The majority of Toronto residents — and those in Scarborough — prefer a light-rail transit over a subway in the east end, according to a recent poll.
An independent survey conducted by Leger found that 61 per cent of voters preferred a seven-stop LRT line over a three-stop subway extension that would lead to a $1-billion tax increase over 30 years. Thirty-nine per cent of those polled preferred a subway.
That’s a big change from 2011, when Leger found that 52 per cent of voters supported a subway. However, the 2014 question included the estimated cost and focused on Scarborough specifically.
The Leger survey found that voters in Scarborough prefer an LRT over a subway for their own part of the city by 56 per cent to 44 per cent.

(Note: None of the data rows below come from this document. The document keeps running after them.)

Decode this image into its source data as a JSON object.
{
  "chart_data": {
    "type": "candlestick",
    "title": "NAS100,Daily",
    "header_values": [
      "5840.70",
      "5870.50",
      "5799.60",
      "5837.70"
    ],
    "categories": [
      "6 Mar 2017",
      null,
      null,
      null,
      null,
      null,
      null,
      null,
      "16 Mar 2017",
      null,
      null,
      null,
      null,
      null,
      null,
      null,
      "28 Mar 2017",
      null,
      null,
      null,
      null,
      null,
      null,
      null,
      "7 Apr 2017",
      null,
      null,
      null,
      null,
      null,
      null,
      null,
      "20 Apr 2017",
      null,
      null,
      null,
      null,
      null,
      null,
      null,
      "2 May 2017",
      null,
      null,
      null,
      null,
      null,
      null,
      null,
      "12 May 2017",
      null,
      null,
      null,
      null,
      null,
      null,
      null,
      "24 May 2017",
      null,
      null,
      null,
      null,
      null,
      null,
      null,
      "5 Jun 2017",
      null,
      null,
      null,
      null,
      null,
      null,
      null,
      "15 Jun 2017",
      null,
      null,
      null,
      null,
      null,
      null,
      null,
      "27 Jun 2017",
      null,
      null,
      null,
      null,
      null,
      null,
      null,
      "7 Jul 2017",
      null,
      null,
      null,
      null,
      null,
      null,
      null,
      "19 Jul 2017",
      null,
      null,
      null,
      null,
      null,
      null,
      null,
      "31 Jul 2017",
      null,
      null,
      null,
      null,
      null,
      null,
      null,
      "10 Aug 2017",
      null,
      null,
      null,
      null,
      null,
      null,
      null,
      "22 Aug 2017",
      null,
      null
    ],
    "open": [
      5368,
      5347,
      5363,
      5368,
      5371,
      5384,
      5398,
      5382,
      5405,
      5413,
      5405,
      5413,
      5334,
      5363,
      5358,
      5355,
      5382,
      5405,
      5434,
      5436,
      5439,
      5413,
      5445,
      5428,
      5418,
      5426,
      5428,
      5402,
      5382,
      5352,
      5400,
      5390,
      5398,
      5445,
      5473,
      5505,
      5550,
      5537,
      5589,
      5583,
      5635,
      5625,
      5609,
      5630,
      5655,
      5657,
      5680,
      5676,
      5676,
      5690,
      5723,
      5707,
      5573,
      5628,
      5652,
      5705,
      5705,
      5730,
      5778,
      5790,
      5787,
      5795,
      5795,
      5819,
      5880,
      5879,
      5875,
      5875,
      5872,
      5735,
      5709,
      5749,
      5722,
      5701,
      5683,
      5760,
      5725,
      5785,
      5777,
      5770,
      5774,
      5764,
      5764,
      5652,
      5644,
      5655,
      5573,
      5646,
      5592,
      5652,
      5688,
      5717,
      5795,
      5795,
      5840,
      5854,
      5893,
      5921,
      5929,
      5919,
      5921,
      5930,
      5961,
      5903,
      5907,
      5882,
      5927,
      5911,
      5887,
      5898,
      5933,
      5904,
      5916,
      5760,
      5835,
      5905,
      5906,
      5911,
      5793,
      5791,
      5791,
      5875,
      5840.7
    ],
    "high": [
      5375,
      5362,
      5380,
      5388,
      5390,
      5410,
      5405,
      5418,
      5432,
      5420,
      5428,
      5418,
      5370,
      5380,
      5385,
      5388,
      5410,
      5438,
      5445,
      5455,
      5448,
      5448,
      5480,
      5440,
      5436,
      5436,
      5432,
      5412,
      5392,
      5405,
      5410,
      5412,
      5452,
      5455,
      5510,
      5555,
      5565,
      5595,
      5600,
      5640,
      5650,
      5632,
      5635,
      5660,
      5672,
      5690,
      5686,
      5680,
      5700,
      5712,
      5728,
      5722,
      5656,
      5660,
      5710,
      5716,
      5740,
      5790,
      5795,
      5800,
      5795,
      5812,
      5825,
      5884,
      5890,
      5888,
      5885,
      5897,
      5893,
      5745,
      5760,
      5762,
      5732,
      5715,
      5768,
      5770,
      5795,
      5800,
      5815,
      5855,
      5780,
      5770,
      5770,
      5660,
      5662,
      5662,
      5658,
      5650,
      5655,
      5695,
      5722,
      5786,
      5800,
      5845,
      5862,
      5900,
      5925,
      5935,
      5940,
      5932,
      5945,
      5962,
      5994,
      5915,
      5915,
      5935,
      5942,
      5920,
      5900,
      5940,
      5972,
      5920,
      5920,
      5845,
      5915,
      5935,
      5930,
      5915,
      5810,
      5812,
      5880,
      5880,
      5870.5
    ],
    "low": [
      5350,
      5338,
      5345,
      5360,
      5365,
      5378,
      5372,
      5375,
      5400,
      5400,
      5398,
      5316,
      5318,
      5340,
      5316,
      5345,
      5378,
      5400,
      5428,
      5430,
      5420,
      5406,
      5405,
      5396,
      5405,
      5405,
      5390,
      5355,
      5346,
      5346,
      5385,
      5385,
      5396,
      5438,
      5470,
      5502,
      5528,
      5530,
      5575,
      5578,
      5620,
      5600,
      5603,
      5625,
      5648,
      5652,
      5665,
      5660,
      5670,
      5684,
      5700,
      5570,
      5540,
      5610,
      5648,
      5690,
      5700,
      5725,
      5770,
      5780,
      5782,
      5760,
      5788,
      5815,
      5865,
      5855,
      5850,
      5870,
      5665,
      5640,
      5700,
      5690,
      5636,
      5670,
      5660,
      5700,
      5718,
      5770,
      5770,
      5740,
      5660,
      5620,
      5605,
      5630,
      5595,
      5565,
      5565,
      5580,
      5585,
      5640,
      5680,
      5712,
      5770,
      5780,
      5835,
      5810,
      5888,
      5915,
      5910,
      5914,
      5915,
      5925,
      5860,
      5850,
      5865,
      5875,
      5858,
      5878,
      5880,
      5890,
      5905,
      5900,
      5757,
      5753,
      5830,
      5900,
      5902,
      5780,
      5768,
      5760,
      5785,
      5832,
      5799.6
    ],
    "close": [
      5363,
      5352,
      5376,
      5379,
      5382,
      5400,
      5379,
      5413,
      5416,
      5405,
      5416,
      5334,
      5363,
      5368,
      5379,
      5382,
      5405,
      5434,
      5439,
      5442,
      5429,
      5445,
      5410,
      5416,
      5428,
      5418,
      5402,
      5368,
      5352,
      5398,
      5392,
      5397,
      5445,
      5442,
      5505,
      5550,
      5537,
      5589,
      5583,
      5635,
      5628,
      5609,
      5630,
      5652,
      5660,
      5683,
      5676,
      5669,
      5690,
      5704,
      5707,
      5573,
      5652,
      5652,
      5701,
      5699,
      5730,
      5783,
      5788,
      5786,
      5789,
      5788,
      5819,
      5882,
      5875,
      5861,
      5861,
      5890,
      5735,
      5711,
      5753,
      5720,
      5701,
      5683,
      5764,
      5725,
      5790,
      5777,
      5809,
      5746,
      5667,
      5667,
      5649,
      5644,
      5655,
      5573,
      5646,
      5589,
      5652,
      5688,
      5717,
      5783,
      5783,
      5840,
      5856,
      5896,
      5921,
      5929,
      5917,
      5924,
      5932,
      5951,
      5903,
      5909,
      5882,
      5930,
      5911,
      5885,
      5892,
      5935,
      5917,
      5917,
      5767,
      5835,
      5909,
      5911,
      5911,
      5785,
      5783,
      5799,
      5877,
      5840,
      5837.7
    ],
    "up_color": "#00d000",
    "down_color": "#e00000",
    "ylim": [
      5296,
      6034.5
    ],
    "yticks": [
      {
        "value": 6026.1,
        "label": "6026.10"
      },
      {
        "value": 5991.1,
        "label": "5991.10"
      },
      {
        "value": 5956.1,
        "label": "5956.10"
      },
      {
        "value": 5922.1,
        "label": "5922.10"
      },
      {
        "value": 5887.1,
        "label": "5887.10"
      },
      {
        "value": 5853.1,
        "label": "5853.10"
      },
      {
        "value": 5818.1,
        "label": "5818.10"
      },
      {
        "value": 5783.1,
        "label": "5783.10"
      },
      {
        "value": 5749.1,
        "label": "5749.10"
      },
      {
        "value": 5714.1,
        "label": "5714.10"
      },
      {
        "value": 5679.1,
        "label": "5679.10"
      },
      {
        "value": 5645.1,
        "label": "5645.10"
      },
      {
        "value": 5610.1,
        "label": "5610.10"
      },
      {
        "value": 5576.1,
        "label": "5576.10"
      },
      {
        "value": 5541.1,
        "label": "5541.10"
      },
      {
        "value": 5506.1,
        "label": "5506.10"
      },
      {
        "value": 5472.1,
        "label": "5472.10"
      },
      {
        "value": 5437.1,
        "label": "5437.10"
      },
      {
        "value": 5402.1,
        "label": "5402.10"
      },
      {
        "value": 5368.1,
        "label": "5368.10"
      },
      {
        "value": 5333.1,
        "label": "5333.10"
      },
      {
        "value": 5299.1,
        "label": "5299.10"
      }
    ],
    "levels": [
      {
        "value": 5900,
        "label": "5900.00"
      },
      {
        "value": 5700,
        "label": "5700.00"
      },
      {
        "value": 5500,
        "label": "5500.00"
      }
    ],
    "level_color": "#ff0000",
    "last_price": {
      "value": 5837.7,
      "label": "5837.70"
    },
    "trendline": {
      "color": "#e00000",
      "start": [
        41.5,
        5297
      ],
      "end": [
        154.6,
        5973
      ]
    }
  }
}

Last week, council approved a 2.23-per-cent property-tax hike for 2014. The hike will cost the average homeowner an extra $56 a year and includes a 0.5-per-cent levy for the Scarborough subway extension.
Mayoral hopeful David Soknacki said if he is elected in October, he’ll reverse the decision to build a Scarborough subway and go back to light-rail transit (LRT).
The strongest support for the LRT option is found in the former City of Toronto at 75 per cent, followed by York (68 per cent) and East York (67 per cent).
The strongest support for building a subway extension in Scarborough comes from voters in North York, who are split 50-50 on which transit option is best for Scarborough.
Leger surveyed 523 Toronto adults over the age of 18 and eligible to vote between Jan. 31 and Feb. 1 using its online panel, LegerWeb. The data have been weighted according to Statistics Canada population data for age and gender.